Título: Uma proposta de política fiscal
Autor: Alexandre Manoel A. da Silva e Manoel C. de Castro
Fonte: Valor Econômico, 19/05/2006, Opinião, p. A10

Um dos temas recorrentes da política fiscal brasileira tem sido a elevação na rigidez orçamentária e a conseqüente deterioração no volume de investimento público, o qual diminuiu em prol da obtenção dos maiores níveis de superávits primários.
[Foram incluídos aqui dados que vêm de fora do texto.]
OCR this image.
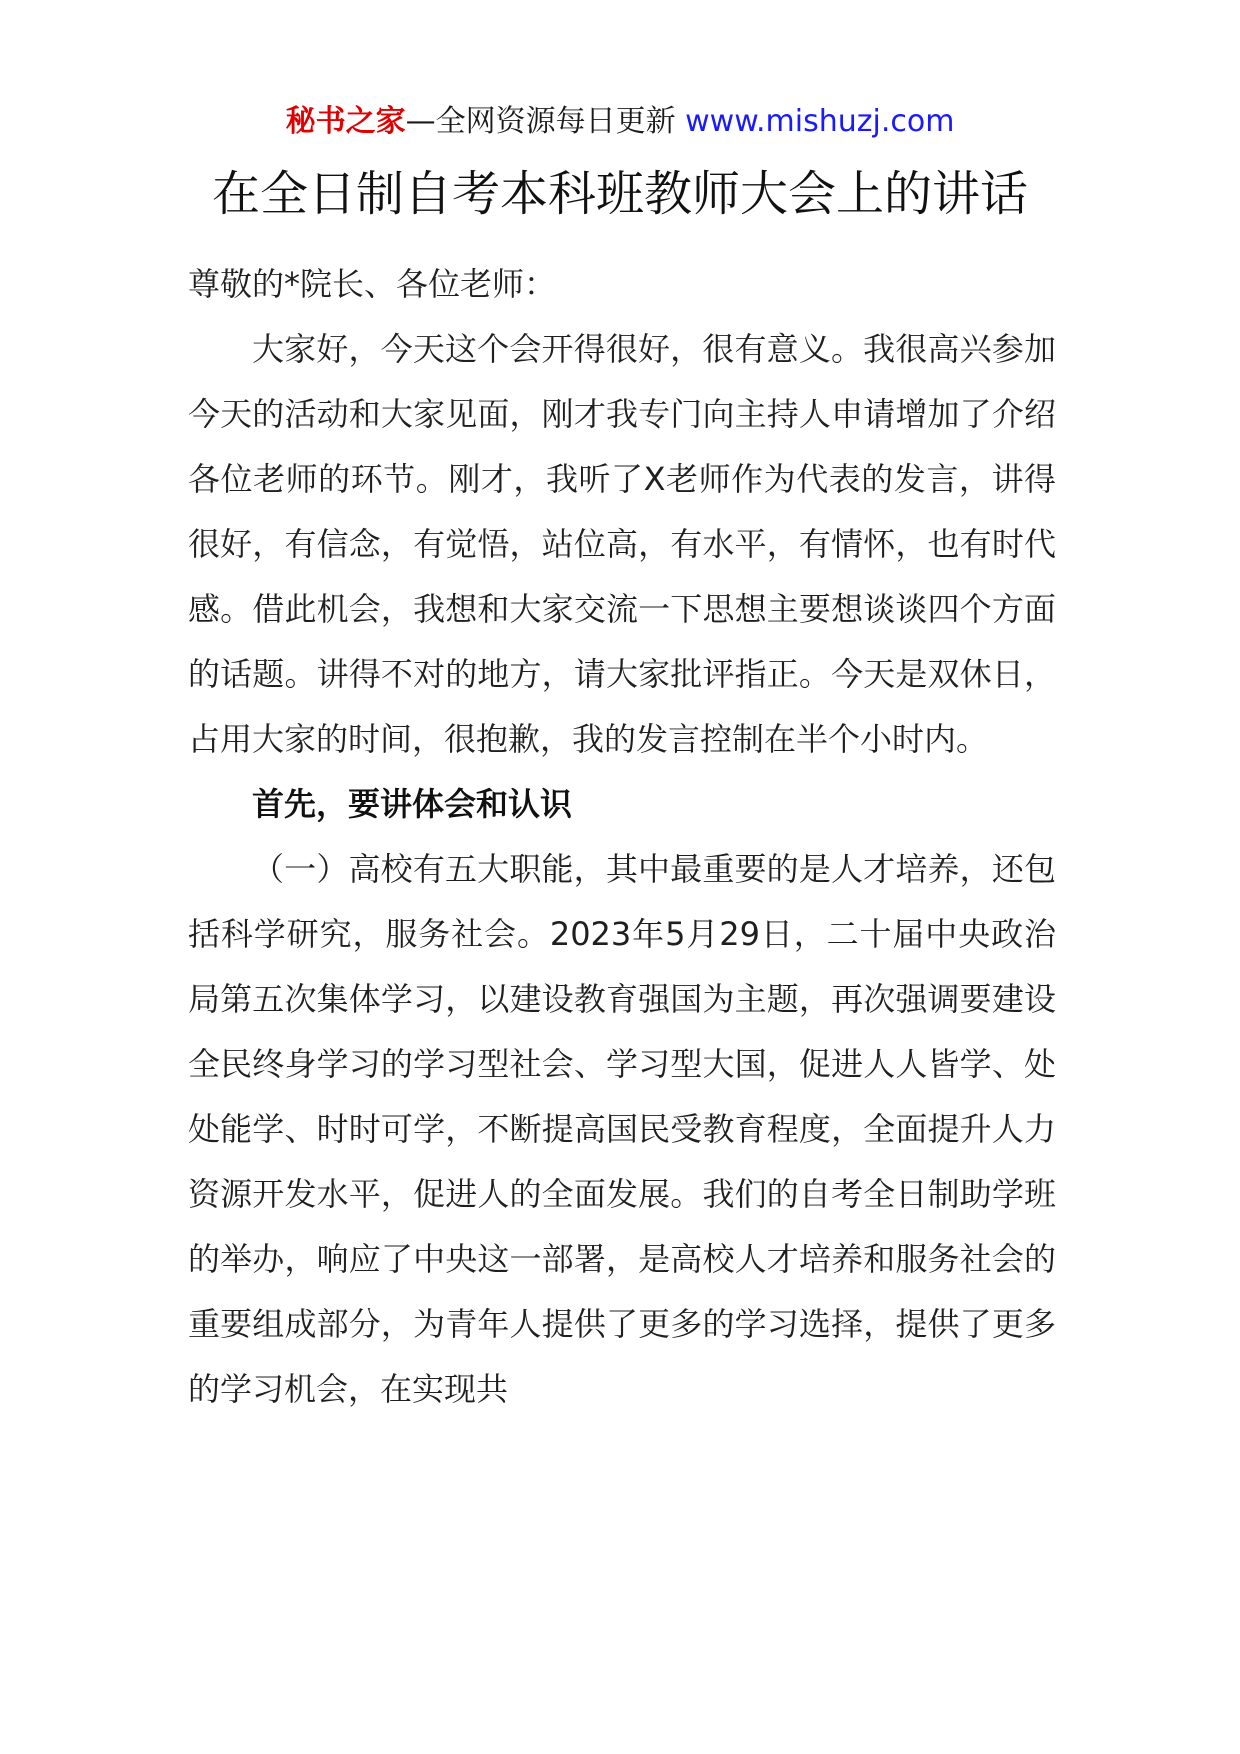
秘书之家—全网资源每日更新 www.mishuzj.com
在全日制自考本科班教师大会上的讲话

尊敬的*院长、各位老师：

大家好，今天这个会开得很好，很有意义。我很高兴参加今天的活动和大家见面，刚才我专门向主持人申请增加了介绍各位老师的环节。刚才，我听了X老师作为代表的发言，讲得很好，有信念，有觉悟，站位高，有水平，有情怀，也有时代感。借此机会，我想和大家交流一下思想主要想谈谈四个方面的话题。讲得不对的地方，请大家批评指正。今天是双休日，占用大家的时间，很抱歉，我的发言控制在半个小时内。

首先，要讲体会和认识

（一）高校有五大职能，其中最重要的是人才培养，还包括科学研究，服务社会。2023年5月29日，二十届中央政治局第五次集体学习，以建设教育强国为主题，再次强调要建设全民终身学习的学习型社会、学习型大国，促进人人皆学、处处能学、时时可学，不断提高国民受教育程度，全面提升人力资源开发水平，促进人的全面发展。我们的自考全日制助学班的举办，响应了中央这一部署，是高校人才培养和服务社会的重要组成部分，为青年人提供了更多的学习选择，提供了更多的学习机会，在实现共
Até mesmo economistas preocupados com a sustentabilidade da dívida pública brasileira sugerem que a política fiscal de maiores superávits primários obtidos por meio da redução do investimento público representa um obstáculo ao crescimento econômico, implicando, pois, a necessidade de equacionar a manutenção da vigente austeridade fiscal com o aumento dos investimentos públicos.

Nesse sentido, em consonância com Blanchard & Giavazzi (2004, "Improving the SGP through a proper accounting of public investment", Discussion Paper Series, nº 4.220, Centre for Economic Policy Research), propomos uma alteração na atual política fiscal, de modo a manter a austeridade fiscal e elevar o nível de investimento público, ou seja, propomos permutar a meta fiscal de superávit primário por uma de poupança em conta corrente do governo. O conceito de poupança em conta corrente do governo consiste na retirada dos investimentos públicos do cálculo do superávit primário. Em virtude de não penalizar a elevação do estoque de capital, um dos determinantes do crescimento econômico, o conceito de poupança em conta corrente do governo, mostra-se economicamente mais adequado do que o superávit primário.

Contudo, uma questão que circunda essa permuta é se a utilização da poupança em conta corrente do governo não significa muito mais um relaxamento fiscal do que uma mudança de política justificada pela teoria econômica. Em texto para discussão a ser publicado pelo Ipea, avaliamos se a permuta da meta de superávit primário pela de poupança em conta corrente do governo implica alteração na trajetória da razão dívida pública/PIB.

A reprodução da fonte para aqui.